Iniuria (from which English "injury" derives) was a broad category for a wrongful act that could be penalized by infamia, including bodily harm and damage against property or reputation, as well as "affronts to decency" and what would now be called sexual harassment.

Other grounds for infamia included dishonorable discharge from the military, bigamy, and "misbehavior in family life."

==Consequences==
Infames shared some conditions of status with slaves: they could not provide testimony in a court of law, and they were liable to corporal punishment. They could not bring lawsuits to the court on behalf of themselves or others, and they could not run for public office.

==The infames==
Infamia was an "inescapable consequence" for certain kinds of employment, including that of undertakers, executioners, prostitutes and pimps, entertainers such as actors and dancers, and gladiators. The collective infamia of stage performers, prostitutes, and gladiators arose from the uses to which they put their bodies: by subjecting themselves to public display, they had surrendered the right of privacy and bodily integrity that defined the citizen. The infamia of entertainers did not exclude them from socializing among the Roman elite, and entertainers who were "stars", both men and women, sometimes became the lovers of such high-profile figures as Mark Antony and the dictator Sulla.

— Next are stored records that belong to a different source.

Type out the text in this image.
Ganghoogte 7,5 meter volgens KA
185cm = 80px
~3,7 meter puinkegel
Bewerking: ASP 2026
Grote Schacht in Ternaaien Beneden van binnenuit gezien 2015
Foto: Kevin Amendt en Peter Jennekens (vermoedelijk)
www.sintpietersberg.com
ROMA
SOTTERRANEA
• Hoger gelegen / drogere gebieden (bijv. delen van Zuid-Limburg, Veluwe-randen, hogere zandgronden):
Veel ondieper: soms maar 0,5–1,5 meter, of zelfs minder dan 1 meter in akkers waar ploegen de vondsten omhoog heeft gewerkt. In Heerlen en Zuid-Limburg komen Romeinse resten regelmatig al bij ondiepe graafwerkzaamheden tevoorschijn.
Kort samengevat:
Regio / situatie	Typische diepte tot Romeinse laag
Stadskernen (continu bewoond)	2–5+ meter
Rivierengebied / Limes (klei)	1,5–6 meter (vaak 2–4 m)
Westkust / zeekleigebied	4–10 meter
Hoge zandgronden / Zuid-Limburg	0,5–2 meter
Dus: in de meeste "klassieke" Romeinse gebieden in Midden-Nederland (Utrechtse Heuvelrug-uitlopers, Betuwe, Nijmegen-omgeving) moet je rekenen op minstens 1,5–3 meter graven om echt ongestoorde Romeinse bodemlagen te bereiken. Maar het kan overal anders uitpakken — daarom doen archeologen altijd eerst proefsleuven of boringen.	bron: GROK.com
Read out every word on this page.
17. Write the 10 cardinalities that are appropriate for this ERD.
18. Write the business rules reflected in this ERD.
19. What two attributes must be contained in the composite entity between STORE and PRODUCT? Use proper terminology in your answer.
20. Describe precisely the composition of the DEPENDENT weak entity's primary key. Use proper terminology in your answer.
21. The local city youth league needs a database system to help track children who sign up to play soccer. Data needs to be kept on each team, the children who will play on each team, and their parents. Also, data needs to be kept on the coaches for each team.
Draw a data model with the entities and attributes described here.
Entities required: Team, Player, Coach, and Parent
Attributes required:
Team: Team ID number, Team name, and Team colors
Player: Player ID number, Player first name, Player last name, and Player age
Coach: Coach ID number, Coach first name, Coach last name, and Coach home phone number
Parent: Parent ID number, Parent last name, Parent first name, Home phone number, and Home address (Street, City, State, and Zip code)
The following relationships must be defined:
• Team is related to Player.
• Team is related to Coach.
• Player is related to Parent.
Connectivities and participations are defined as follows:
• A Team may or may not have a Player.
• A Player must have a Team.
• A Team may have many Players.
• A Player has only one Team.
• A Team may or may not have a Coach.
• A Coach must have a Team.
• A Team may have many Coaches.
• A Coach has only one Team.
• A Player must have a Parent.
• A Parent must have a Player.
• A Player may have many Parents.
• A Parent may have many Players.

Charioteers may or may not have been infames; two jurists of the later Imperial era argue that athletic competitions were not mere entertainment but "seem useful" as instructive displays of Roman strength and virtus. The low status of those who competed in public games in Rome stands in striking contrast to athletics in Greece, where Olympic victors enjoyed high honors. A passive homosexual who was "outed" might be subject to social infamia in the colloquial sense without being socially ostracized, and if a citizen he might retain his legal standing.

==Religious infamy==
In late antiquity, when the Roman Empire had come under Christian rule, infamia was used to punish "religious deviants" such as heretics, apostates, and those who declined to give up their own religious practices and convert to Christianity.
The modern Roman Catholic Church has the similar concept of infamy.